Automated Testing for Product Development

3 mins read

“I’m a project manager. Why do I need to know about automated acceptance testing? Isn’t that for the quality assurance people? Our user stories already have acceptance criteria – is this different?”

A project manager posed this series of questions to me. The project follows Agile practices by breaking down tasks into sprints and developing user stories with acceptance criteria. They have product owners who accept the final product. Most of their tasks are completed on time.

However, these tasks often reach their conclusion only to find out something has to be revised. Many of the projects are revised, re-scoped, and re-done after “completion.”

Sound familiar?

What is Automated Acceptance Testing?

Automated acceptance testing is a way for the team to better communicate about the acceptance criteria for a particular task.
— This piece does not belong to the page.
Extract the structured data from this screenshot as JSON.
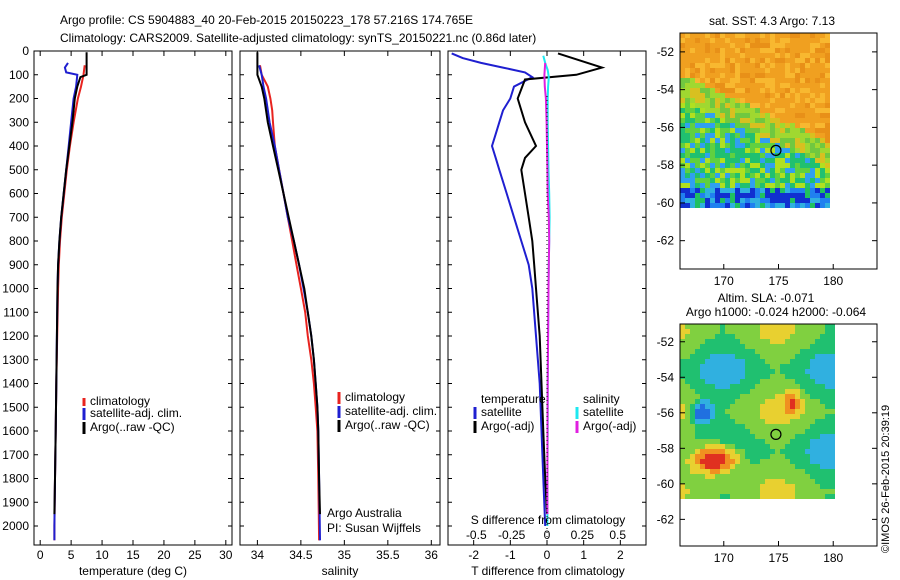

If you’re following Agile development, this is a way to clarify what needs to be accomplished.

For example, this is a user story for their mobile development task.

User story:

As a person visiting the website from my smartphone,

I want to view the webpage on my handheld device

so that I can get the information I want on the go.

Acceptance criteria:

The page should load nicely.

It should work on all smartphone devices

What does it mean for the page to load nicely? How does the product owner accept that? Does the product owner and the development team have the same definition of what it means to load nicely? The team might think about speed to load and responsive design to the size of the screen. The product owner might focus on the search box or call to action location.

How about working on a smart phone device? Which ones are there? How many have we considered?

Now, let’s revise the story using automated acceptance criteria written in  Gherkin language.

User story:

As a person visiting the website from my smartphone,

I want to view the webpage on my handheld device

so that I can get the information I want on the go.

Acceptance criteria:

Given I go to the website on my <smart device>

When I open the page

Then the search box is displayed at the top

And the navigation menu displays below that.

The second example lays out clear, testable, measurable criteria.

It’s a team effort

Automated acceptance testing involves the entire team; it’s not just the responsibility of one team-member.

The product owner can determine the exact feature he or she is accepting. There is a better outline of the expectation with definable goals.

The development team has a clear understanding of the execution and on which tasks to focus. The team helps write the tests in conversation with the business analyst and product owner.

The business analyst and tester can structure tests better by writing clearer user stories with actionable testing criteria.

The project manager can ensure the right product gets delivered on time with limited rework.

What’s the Pay Off?

For website team used in this example, it means delivering complete tasks on time with the product owner’s approval and limited re-work.

The whole team is involved, and the whole team improves with this method, but the whole team might not buy-in immediately. It takes time to learn the new process, and it takes communication to work out a consistent understanding across your team.

The project manager needs to encourage the team to follow this method for the benefit of everyone. And for the project manager, it means less time in the long run trying to figure out why projects aren’t complete on time to specification.

Do you use acceptance testing on your development project? Have you had the same scenario given at the beginning?